Counting Words in C with Yc

Introduction

Ben Hoyt wrote an excellent blog post comparing programming languages with a non-trivial program: counting the number of words in a text file.

You can find his repo here.

Of all of the languages, only C did not provide a hashmap out of the box, so Ben wrote a simple linearly probed map with a simple hash function for his version.

As it turns out, I have already written what is supposed to be a production-ready hashmap for C, so I thought I would try it out.

It went hilariously wrong.

Fighting Bugs

First, I had made a change to the implementation recently.

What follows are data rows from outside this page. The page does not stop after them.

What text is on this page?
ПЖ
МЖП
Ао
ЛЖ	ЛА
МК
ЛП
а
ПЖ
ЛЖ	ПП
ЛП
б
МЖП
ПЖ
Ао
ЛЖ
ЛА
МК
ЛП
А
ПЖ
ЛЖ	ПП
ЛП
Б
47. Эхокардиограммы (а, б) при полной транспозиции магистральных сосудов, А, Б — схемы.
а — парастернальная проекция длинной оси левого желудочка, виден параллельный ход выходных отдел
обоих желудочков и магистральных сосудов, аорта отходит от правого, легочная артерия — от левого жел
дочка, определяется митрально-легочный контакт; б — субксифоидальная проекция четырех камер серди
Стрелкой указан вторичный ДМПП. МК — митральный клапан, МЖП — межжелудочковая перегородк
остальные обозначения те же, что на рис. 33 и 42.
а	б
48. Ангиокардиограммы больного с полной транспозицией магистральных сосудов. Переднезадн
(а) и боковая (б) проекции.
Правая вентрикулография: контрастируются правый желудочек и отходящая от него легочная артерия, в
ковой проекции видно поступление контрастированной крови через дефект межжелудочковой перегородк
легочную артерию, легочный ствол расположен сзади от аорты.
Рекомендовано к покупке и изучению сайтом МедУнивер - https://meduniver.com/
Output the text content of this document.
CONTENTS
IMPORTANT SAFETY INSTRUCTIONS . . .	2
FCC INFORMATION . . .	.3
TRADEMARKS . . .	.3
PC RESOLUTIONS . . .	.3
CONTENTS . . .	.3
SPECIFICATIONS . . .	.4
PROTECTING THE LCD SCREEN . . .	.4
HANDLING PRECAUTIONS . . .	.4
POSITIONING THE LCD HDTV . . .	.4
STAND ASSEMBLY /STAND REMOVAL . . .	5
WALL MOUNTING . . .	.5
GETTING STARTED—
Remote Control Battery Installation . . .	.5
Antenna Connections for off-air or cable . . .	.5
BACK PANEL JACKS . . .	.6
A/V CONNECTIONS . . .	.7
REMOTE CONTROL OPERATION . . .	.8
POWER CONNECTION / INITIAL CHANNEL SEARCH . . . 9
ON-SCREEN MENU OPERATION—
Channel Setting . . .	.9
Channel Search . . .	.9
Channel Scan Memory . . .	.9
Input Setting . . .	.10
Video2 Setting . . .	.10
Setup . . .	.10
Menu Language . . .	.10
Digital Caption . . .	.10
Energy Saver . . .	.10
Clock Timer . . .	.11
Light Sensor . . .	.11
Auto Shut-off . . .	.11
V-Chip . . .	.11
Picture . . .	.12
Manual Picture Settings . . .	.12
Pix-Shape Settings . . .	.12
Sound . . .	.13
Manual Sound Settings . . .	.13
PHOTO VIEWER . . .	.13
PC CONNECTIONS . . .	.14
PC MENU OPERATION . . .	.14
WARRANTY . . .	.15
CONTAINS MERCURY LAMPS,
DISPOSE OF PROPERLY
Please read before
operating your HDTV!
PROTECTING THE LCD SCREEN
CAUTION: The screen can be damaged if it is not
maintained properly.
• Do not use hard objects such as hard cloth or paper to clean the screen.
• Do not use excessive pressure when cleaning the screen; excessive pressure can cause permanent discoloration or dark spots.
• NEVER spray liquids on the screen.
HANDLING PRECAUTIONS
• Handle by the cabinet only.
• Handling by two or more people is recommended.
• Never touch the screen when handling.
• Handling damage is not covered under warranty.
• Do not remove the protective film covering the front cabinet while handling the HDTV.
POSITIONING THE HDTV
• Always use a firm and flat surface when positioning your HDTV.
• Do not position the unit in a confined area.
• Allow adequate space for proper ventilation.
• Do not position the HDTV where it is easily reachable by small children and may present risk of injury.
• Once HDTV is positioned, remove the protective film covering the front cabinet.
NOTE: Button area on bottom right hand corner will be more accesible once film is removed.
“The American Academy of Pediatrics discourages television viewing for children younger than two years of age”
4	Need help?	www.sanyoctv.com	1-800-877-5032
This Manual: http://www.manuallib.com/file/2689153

My current tests had not caught any bugs, and since I wasn’t actually using the hashmap in anything important, I had stopped there.

But there were bugs. There were very subtle bugs, and my adaptation of Ben’s test caught them.

The problems were so subtle that it took me several days of trying until I finally figured out what the problem was.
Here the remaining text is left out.